Blocking synchronization: sleeping until an event occurs

struct completion

completion is a simple one-shot synchronization primitive: one thread waits, another signals when done. It's simpler and safer than using wait_queue_head_t directly for this common pattern.
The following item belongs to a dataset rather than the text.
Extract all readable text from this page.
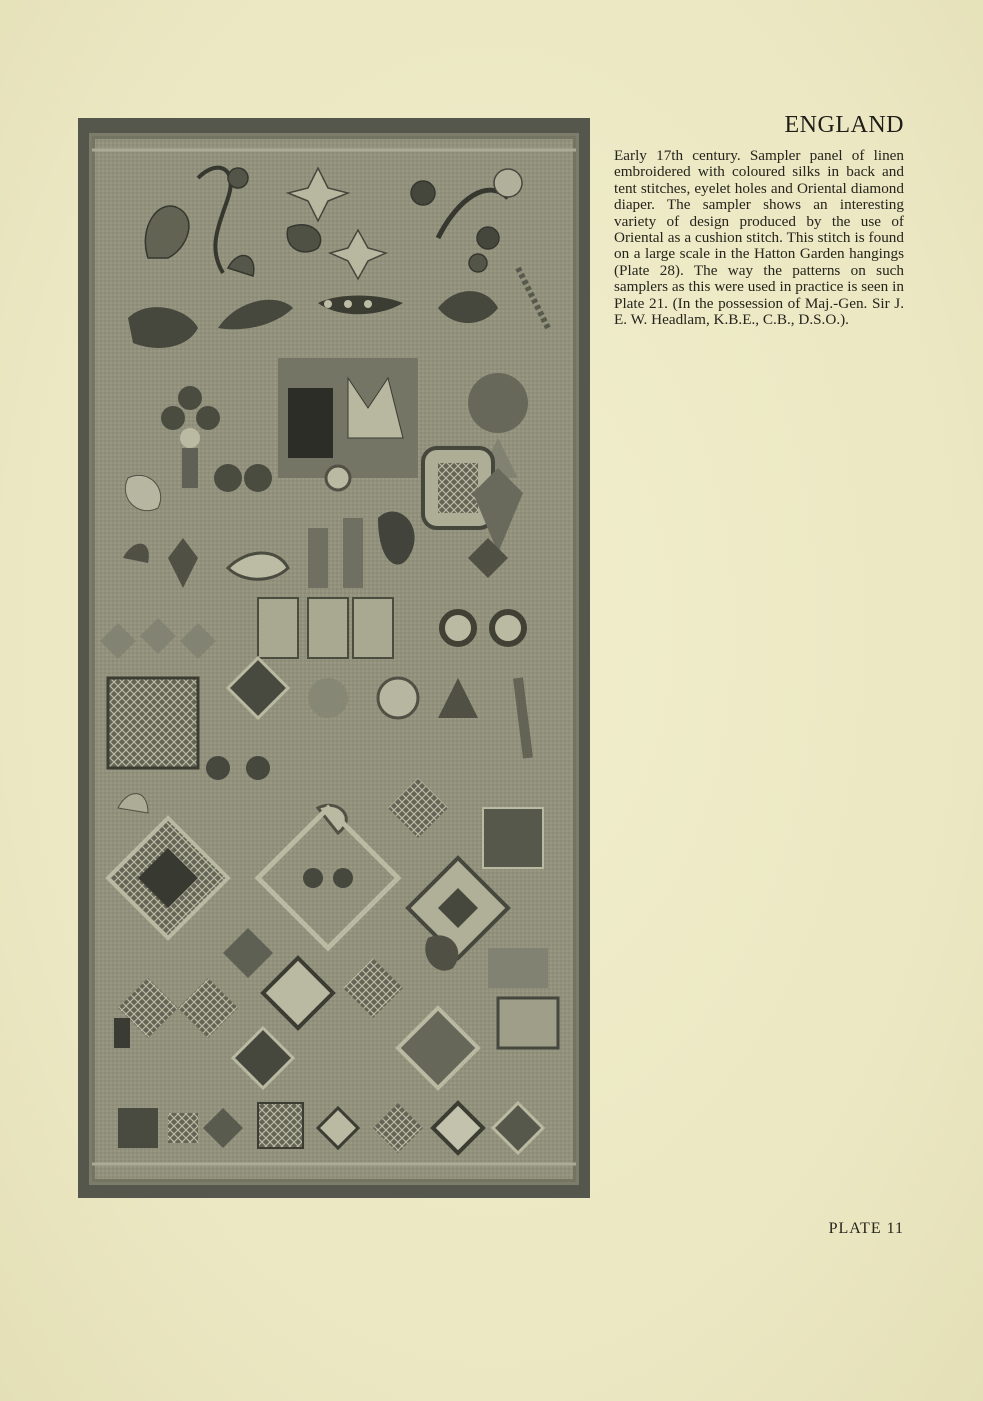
ENGLAND
Early 17th century. Sampler panel of linen embroidered with coloured silks in back and tent stitches, eyelet holes and Oriental diamond diaper. The sampler shows an interesting variety of design produced by the use of Oriental as a cushion stitch. This stitch is found on a large scale in the Hatton Garden hangings (Plate 28). The way the patterns on such samplers as this were used in practice is seen in Plate 21. (In the possession of Maj.-Gen. Sir J. E. W. Headlam, K.B.E., C.B., D.S.O.).
PLATE 11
#include <linux/completion.h>

/* Declare and initialize */
DECLARE_COMPLETION(my_completion);
/* Or dynamically: */
struct completion c;
init_completion(&c);

/* Waiter thread: block until signaled */
wait_for_completion(&c);
/* Execution continues here after signal */

/* Signaler thread: wake up the waiter */
complete(&c);
/* After complete(), one waiter is woken */

Completion variants

/* Timed wait: return 0 on timeout, 1 on completion */
unsigned long remaining = wait_for_completion_timeout(&c, HZ);
if (!remaining)
    pr_err("Timed out waiting!\n");

/* Interruptible wait: return -ERESTARTSYS if signal arrives */
int ret = wait_for_completion_interruptible(&c);
if (ret)
    return ret;  /* interrupted */

/* Interruptible with timeout */
long ret = wait_for_completion_interruptible_timeout(&c, timeout);
/* ret > 0: completed */
/* ret == 0: timed out */
/* ret < 0: interrupted */

/* Wake all waiters (not just one) */
complete_all(&c);

/* Reinitialize after all waiters have woken */
reinit_completion(&c);

/* Check without blocking */
if (completion_done(&c)) {
    /* already signaled */
}

Completion with try_wait

/* Non-blocking check: acquire if already signaled */
if (try_wait_for_completion(&c)) {
    /* Was already complete — no blocking */
} else {
    /* Not yet complete — would have blocked */
}

struct wait_queue_head_t

wait_queue_head_t is the lower-level primitive that completion builds on. It supports: - Multiple waiters on the same event - Custom wake conditions - Exclusive vs non-exclusive wakeup - poll()/select()/epoll integration

#include <linux/wait.h>

/* Declare */
DECLARE_WAIT_QUEUE_HEAD(my_wq);
/* Or: */
wait_queue_head_t wq;
init_waitqueue_head(&wq);

wait_event: the standard pattern

wait_event combines the wait with a condition check:

/* Waiter: sleep until condition is true */
wait_event(wq, condition);
/* condition is re-evaluated after every wakeup */

/* Interruptible version */
int ret = wait_event_interruptible(wq, condition);
if (ret)
    return ret;  /* -ERESTARTSYS: signal received */

/* With timeout */
long ret = wait_event_timeout(wq, condition, timeout_jiffies);
/* ret > 0: condition met */
/* ret == 0: timed out */

/* With interruptible + timeout */
long ret = wait_event_interruptible_timeout(wq, condition, timeout);

The wake_up / wait_event contract:

/* Signaler: modify the condition variable, then wake */
WRITE_ONCE(data_ready, true);
wake_up(&wq);          /* wake one non-exclusive waiter */
wake_up_all(&wq);      /* wake all waiters */
wake_up_interruptible(&wq);  /* wake only interruptible waiters */

wait_event uses a loop:

/* wait_event expansion (simplified): */
for (;;) {
    prepare_to_wait(&wq, &__wait, TASK_UNINTERRUPTIBLE);
    if (condition)
        break;
    schedule();   /* sleep */
}
finish_wait(&wq, &__wait);

This correctly handles races: if the condition becomes true between the check and schedule(), the wake_up will have set the task state back to TASK_RUNNING.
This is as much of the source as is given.